During the last 13 years, Redis has become a truly ubiquitous memory store that has won the hearts of numerous dev-ops and software engineers. Indeed, according to StackOverflow survey in 2021, Redis is the most loved database for the 5th time in a row and is at the top of db-engines ranking, way before the next contestant. But how well does Redis utilizes modern hardware systems? Will it stay competitive in a few years without reinventing itself?
To understand choices behind Redis design, I have been reading the old posts of Salvatore @antirez - the creator of Redis.

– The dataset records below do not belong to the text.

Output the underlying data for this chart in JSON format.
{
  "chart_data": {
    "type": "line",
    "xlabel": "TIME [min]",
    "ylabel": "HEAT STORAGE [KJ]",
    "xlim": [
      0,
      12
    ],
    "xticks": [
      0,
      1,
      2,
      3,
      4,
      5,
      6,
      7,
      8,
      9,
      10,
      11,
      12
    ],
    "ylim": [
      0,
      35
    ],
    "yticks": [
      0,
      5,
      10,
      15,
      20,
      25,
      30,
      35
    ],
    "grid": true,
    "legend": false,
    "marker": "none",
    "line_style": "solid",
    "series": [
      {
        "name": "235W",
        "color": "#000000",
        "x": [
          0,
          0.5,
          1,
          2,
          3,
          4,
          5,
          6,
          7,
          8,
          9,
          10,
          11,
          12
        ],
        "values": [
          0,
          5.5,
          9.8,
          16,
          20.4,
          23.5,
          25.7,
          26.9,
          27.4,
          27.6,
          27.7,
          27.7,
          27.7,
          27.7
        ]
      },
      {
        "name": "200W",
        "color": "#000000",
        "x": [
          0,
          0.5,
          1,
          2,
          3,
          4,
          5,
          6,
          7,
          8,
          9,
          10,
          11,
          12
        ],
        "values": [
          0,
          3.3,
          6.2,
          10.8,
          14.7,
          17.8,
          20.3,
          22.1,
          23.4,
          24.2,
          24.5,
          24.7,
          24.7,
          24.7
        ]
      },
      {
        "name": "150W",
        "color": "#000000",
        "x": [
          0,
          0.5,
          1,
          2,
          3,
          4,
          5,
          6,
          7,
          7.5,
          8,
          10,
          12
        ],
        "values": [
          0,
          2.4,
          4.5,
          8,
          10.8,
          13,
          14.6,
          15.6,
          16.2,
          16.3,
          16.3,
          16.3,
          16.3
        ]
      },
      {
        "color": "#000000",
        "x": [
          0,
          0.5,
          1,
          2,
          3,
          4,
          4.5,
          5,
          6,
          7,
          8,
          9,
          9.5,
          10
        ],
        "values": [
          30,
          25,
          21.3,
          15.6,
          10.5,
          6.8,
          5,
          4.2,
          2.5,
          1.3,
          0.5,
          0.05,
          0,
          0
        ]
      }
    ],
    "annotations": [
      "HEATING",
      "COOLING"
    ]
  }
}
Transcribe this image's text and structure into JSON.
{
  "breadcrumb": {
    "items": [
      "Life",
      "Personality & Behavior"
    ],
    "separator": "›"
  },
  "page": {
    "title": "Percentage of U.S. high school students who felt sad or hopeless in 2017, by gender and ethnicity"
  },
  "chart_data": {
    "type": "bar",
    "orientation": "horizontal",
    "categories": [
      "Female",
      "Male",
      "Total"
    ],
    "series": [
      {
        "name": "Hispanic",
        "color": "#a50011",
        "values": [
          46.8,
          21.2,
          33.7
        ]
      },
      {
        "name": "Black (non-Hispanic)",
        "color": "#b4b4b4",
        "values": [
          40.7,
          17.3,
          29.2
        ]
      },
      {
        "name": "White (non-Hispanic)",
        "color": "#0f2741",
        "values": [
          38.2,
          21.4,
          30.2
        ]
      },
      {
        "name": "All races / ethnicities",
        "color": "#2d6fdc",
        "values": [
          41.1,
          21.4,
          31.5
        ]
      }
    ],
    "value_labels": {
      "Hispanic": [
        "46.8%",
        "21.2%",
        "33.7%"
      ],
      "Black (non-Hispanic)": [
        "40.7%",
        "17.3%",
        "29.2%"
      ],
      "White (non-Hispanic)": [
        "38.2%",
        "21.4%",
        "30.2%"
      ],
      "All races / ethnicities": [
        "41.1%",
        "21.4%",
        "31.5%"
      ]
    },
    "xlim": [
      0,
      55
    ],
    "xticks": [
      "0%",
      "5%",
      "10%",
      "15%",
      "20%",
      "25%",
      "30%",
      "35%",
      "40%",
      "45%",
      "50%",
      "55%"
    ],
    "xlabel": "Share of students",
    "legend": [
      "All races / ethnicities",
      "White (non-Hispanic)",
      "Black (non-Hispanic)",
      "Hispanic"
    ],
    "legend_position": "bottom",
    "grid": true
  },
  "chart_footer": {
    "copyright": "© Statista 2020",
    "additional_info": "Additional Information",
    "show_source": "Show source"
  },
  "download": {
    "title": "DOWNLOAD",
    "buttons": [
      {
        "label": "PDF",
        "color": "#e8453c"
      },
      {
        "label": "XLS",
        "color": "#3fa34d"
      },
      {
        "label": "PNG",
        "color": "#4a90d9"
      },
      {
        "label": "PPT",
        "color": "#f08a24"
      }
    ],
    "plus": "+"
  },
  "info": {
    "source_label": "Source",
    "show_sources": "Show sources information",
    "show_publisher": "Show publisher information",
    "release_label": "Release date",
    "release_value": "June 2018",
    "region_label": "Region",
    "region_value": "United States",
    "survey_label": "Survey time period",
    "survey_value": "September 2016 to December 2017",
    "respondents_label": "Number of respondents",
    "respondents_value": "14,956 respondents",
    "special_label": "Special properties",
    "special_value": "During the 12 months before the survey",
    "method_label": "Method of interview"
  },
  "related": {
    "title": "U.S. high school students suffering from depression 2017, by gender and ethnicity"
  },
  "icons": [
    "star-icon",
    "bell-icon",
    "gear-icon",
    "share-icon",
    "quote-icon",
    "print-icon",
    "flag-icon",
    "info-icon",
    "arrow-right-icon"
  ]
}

Before I begin, I want to add that I have tremendous respect for Salvatore and for how much he achieved by being a talented and authentic software programmer (even though he does not want to be remembered as such).
Based on his notes and GitHub discussions, I identified the following architectural principles in Redis:
Simple is beautiful (and code is a poem)
Probably the strongest motive around Redis is simplicity. Salvatore’s preference is towards simple solutions and he expressed his attitude to coding in his Redis manifesto. As a consequence, Redis resides in a single self-contained codebase without much reliance on third-party projects and its functionality is implemented in plain C using posix API.
Redis development started a few years after Memcached. By that time, Memcached, the predecessor of Redis, has already been a mature system that has been used and supported by large, highly technological companies like Facebook and Twitter. It used multi-threaded architecture to scale its I/O performance vertically within a single node. Remarkably, antirez decided against this architecture and adopted the single-threaded design instead. Specifically, Redis utilizes a single thread that manipulates its main in-memory dictionary. antirez has defended this approach many times with the following arguments:
- Redis cares very much about latency and adopts share-nothing architecture to control its tail and average latencies.
- Most of the CPU spent on system-cpu handling I/O and not on userland cpu handling Redis data-structures. Therefore, the upside of parallelization is limited anyway.
- Pipelining of requests can increase throughput by order of magnitude.
- On the other hand, multi-threading adds complexity. Quoting antirez: “…Slower development speed to achieve the same features. Multi-thread programming is hard… In a future of cloud computing, I want to consider every single core as a computer itself…”
- Vertical scale has physical limit anyway, therefore horizontal scaling (aka Redis cluster) is the way to scale.
In addition to the principles above, Redis maintains unique design goals that differentiate it from, say, a disk-based database. I believe that if we list Redis design goals by priority, it will be:
- Low latency
- High throughput
- Memory efficiency
- High availability
- Strong consistency guarantees
Obviously, if one would want to implement an alternative memory store he would need to prioritize design goals similarly to Redis. In other words, the new store design should not sacrifice low latency for durability, or for strong consistency.
I think that simplicity was the main guideline for Redis which heavily affected architectural decisions like its serialization algorithm, efficiency of its data structures, reliability and more. Even the choice of its threading model has been, in part, done because of simplicity reasons. And if Redis is the experiment on how far one can go nowdays by implementing relatively simple solutions, it without a question succeeded tremendously.
Redis in 2021 is a mature product with relatively stable feature set, and the questions I am asking myself today are: a) how more efficienty Redis could be today if it would adopt state-of-the-art algorithms and datastructures. b) how much simpler it would be for a user if it adopt product simplicity over simplicity of implementation.
In other words, if one would want to implement a drop-in replacement for Redis today by redesigning it from scratch, how it would compare to Redis. I do not have a definite answer to this question today but hope to have one in few months.
Again, I am not arguing with the tremendous popularity of the Redis memory store. It seems that Salvatore’s decision to go for simplicity and deliver features quickly in Redis early days - paid off: today Memcached is a niche system, and the vast majority of software stacks use Redis. However, I do claim (currently without proof) that it is possible to vastly improve reliability, performance and cost-efficiency metrics of Redis-like memory store that follows similar design goals but with different architectural principles.
In my next posts, I am going to detail Redis specific design choices based on the principles state above and show how a different architecture, if aligned better with modern hardware systems, could provide, what I think a disruptive change to in-memory datastores.